Officials: In Northwest CT, ‘There aren’t a lot of resources’ to address rural health care needs

Photo of Emily M. Olson

TORRINGTON — The state must do a better job in providing health care services, according to state Attorney General William Tong.

Tong spoke as part of a discussion on the challenges facing rural health care, which was led by Community Health & Wellness Center CEO Joanne Borduas and included other state leaders and health care providers.

Also joining Tong were state Reps. Michelle Cook, D-Torrington, and Maria Horn, D-Salisbury; Sharon Hospital President Dr. Mark Hirko; Andrea Rhynn of Nuvance Health; Michelle Brady, the center’s director of nursing; CFO Beth Chague; Jason Kersten, the center’s Behavioral Health Program Director; Dr. Rocco Russo, the center’s Medical Director; COO Gina Burrows and other health care providers.

In addressing the issue of rural health care, Borduas said towns like Canaan, Salisbury and Sharon are sometimes regarded as affluent, but in fact have citizens who lack insurance and are living on the poverty level.

“In Canaan, North Canaan, Sharon and Salisbury, the need is very great,” she said.

Tong agreed that the overall need for health care services is great.

“It’s expanding exponentially across the state,” he said. “The state has to do a better job, providing that care.”

The attorney general reminded the group that he recently brokered a $26 billion settlement with drug companies, a result of the opioid crisis, and that Connecticut was expected to receive $300 million from that settlement, over the next five years.

“I want to make sure some of that money comes to the Northwest Corner,” he said.

The funding will come in handy, Borduas said, since the opioid crisis has taken a toll on families and individuals around the state.

There’s also a lack of primary care practices in the area, the director said. As doctors from traditional primary medical practices retire, their roles are not being filled by new doctors, leaving patients in rural communities searching for a new doctor and having to travel futher for primary care as well as specialists for treatment for cancer, for example.
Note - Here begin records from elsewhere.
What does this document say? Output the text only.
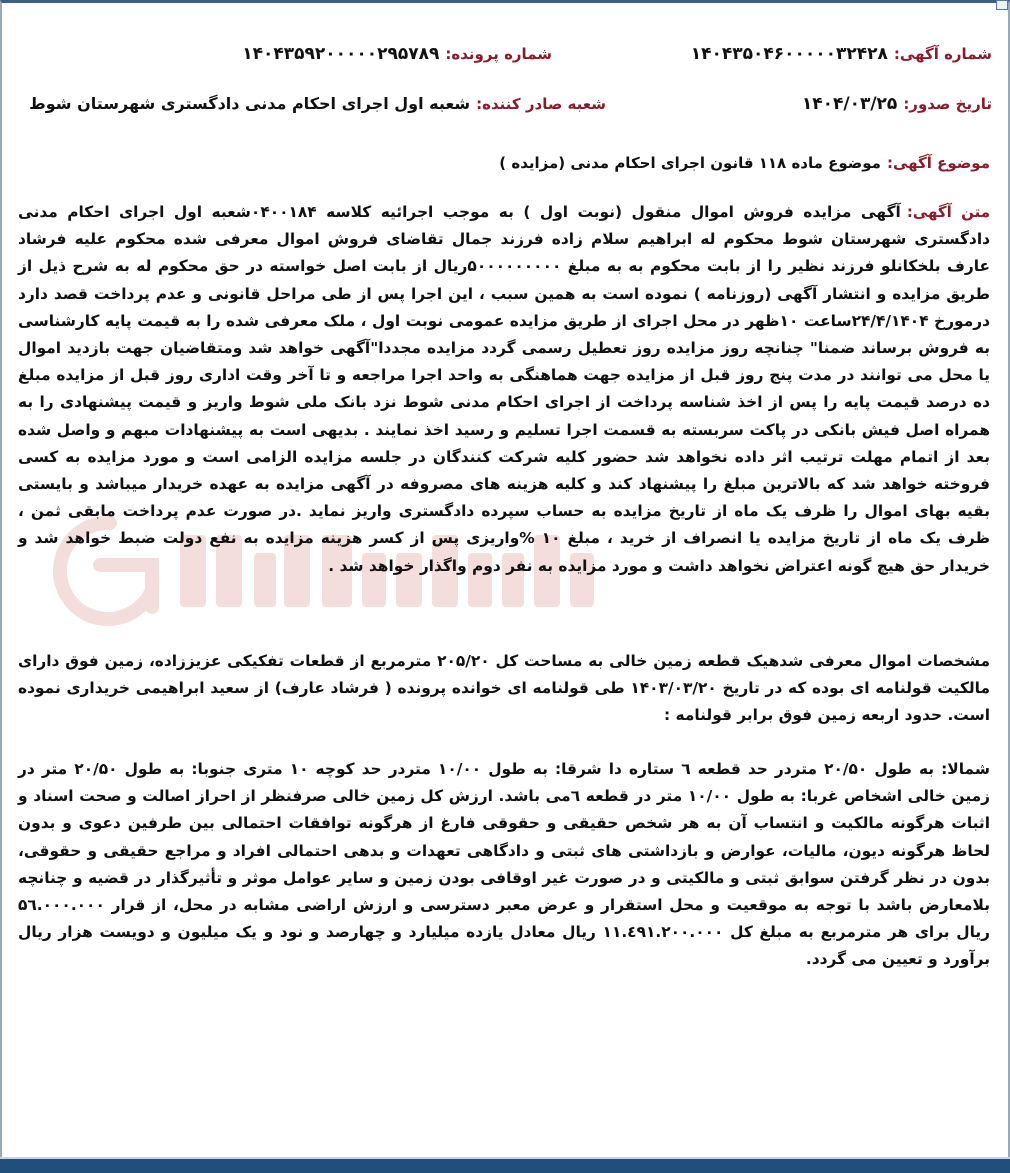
شماره آگهی:
۱۴۰۴۳۵۰۴۶۰۰۰۰۰۳۲۴۲۸
شماره پرونده:
۱۴۰۴۳۵۹۲۰۰۰۰۰۲۹۵۷۸۹
تاریخ صدور:
۱۴۰۴/۰۳/۲۵
شعبه صادر کننده:
شعبه اول اجرای احکام مدنی دادگستری شهرستان شوط
موضوع آگهی:
موضوع ماده ۱۱۸ قانون اجرای احکام مدنی (مزایده )
متن آگهی:آگهی مزایده فروش اموال منقول (نوبت اول ) به موجب اجرائیه کلاسه ۰۴۰۰۱۸۴شعبه اول اجرای احکام مدنی دادگستری شهرستان شوط محکوم له ابراهیم سلام زاده فرزند جمال تقاضای فروش اموال معرفی شده محکوم علیه فرشاد عارف بلخکانلو فرزند نظیر را از بابت محکوم به به مبلغ ۵۰۰۰۰۰۰۰۰۰ریال از بابت اصل خواسته در حق محکوم له به شرح ذیل از طریق مزایده و انتشار آگهی (روزنامه ) نموده است به همین سبب ، این اجرا پس از طی مراحل قانونی و عدم پرداخت قصد دارد درمورخ ۲۴/۴/۱۴۰۴ساعت ۱۰ظهر در محل اجرای از طریق مزایده عمومی نوبت اول ، ملک معرفی شده را به قیمت پایه کارشناسی به فروش برساند ضمنا" چنانچه روز مزایده روز تعطیل رسمی گردد مزایده مجددا"آگهی خواهد شد ومتقاضیان جهت بازدید اموال یا محل می توانند در مدت پنج روز قبل از مزایده جهت هماهنگی به واحد اجرا مراجعه و تا آخر وقت اداری روز قبل از مزایده مبلغ ده درصد قیمت پایه را پس از اخذ شناسه پرداخت از اجرای احکام مدنی شوط نزد بانک ملی شوط واریز و قیمت پیشنهادی را به همراه اصل فیش بانکی در پاکت سربسته به قسمت اجرا تسلیم و رسید اخذ نمایند . بدیهی است به پیشنهادات مبهم و واصل شده بعد از اتمام مهلت ترتیب اثر داده نخواهد شد حضور کلیه شرکت کنندگان در جلسه مزایده الزامی است و مورد مزایده به کسی فروخته خواهد شد که بالاترین مبلغ را پیشنهاد کند و کلیه هزینه های مصروفه در آگهی مزایده به عهده خریدار میباشد و بایستی بقیه بهای اموال را ظرف یک ماه از تاریخ مزایده به حساب سپرده دادگستری واریز نماید .در صورت عدم پرداخت مابقی ثمن ، ظرف یک ماه از تاریخ مزایده یا انصراف از خرید ، مبلغ ۱۰ %واریزی پس از کسر هزینه مزایده به نفع دولت ضبط خواهد شد و خریدار حق هیچ گونه اعتراض نخواهد داشت و مورد مزایده به نفر دوم واگذار خواهد شد .
مشخصات اموال معرفی شدهیک قطعه زمین خالی به مساحت کل ۲۰۵/۲۰ مترمربع از قطعات تفکیکی عزیززاده، زمین فوق دارای مالکیت قولنامه ای بوده که در تاریخ ۱۴۰۳/۰۳/۲۰ طی قولنامه ای خوانده پرونده ( فرشاد عارف) از سعید ابراهیمی خریداری نموده است. حدود اربعه زمین فوق برابر قولنامه :
شمالا: به طول ۲۰/۵۰ متردر حد قطعه ٦ ستاره دا شرقا: به طول ۱۰/۰۰ متردر حد کوچه ۱۰ متری جنوبا: به طول ۲۰/۵۰ متر در زمین خالی اشخاص غربا: به طول ۱۰/۰۰ متر در قطعه ٦می باشد. ارزش کل زمین خالی صرفنظر از احراز اصالت و صحت اسناد و اثبات هرگونه مالکیت و انتساب آن به هر شخص حقیقی و حقوقی فارغ از هرگونه توافقات احتمالی بین طرفین دعوی و بدون لحاظ هرگونه دیون، مالیات، عوارض و بازداشتی های ثبتی و دادگاهی تعهدات و بدهی احتمالی افراد و مراجع حقیقی و حقوقی، بدون در نظر گرفتن سوابق ثبتی و مالکیتی و در صورت غیر اوقافی بودن زمین و سایر عوامل موثر و تأثیرگذار در قضیه و چنانچه بلامعارض باشد با توجه به موقعیت و محل استقرار و عرض معبر دسترسی و ارزش اراضی مشابه در محل، از قرار ۵٦.۰۰۰.۰۰۰ ریال برای هر مترمربع به مبلغ کل ۱۱.٤۹۱.۲۰۰.۰۰۰ ریال معادل یازده میلیارد و چهارصد و نود و یک میلیون و دویست هزار ریال برآورد و تعیین می گردد.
“People are traveling for primary care, sometimes long distances,” Borduas said. “When you can’t provide that kind of care locally, it increases costs for everyone.”

Transportation to a doctor’s office in another town is also a problem, since there is no transportation, such as bus service, for towns in the Northwest Corner. “It’s something that needs to be addressed,” Borduas said.

She also pointed to the need for increased mental health services to communities across the region, and said the Community Health & Wellness Center was already working out a plan to provide what it can to better serve those towns.

“We bought a mobile unit, and we’re getting it out into the community to areas that really need help,” Borduas said. “CHWC has also purchased a property in Canaan, and we’re working on a new facility and hope to get shovels in the ground by next year.”

The best approach to solving this ongoing problem, Borduas said, is recruitment, from area hospitals, finding graduates who have completed their residency and are ready to work in their first job, or practitioners looking for a change in their career.

A federal lending program would help health care providers, Borduas said, helping recent graduates pay off their student loans or borrow to open an office of their own. “A repayment plan is needed to help these doctors get on their feet,” she said.

Hirko said recruitment was a challenge, often because the young doctors wanted big salaries.

“Because of the shortage of doctors, graduates are asking for a lot of money,” he said.

Sharon Hospital, he said, is hoping to have more medical students do their residency there, and work in smaller towns.

“A lot of applications are coming in, as we add services,” Borduas said. “We try to sell them on why they should come here, it’s so beautiful, there’s access to sports, shopping, activities. If they’re young, they often want a more urban location.”

Dr. Rocco Russo, the health center’s medical director, went to school in Minnesota.

“About 50 percent of the medical school graduates went on to practice rural medicine,” he said. “I was doing house calls, working in my office and at hospitals, and provided emergency room coverage.

“There’s a myth that practicing medicine out in the sticks isn’t challenging, but that’s not true,” he said. “There’s a lot of benefits to practicing in rural areas, where there aren’t a lot of resources. It forces us to be more creative. Mentorships are also very important.”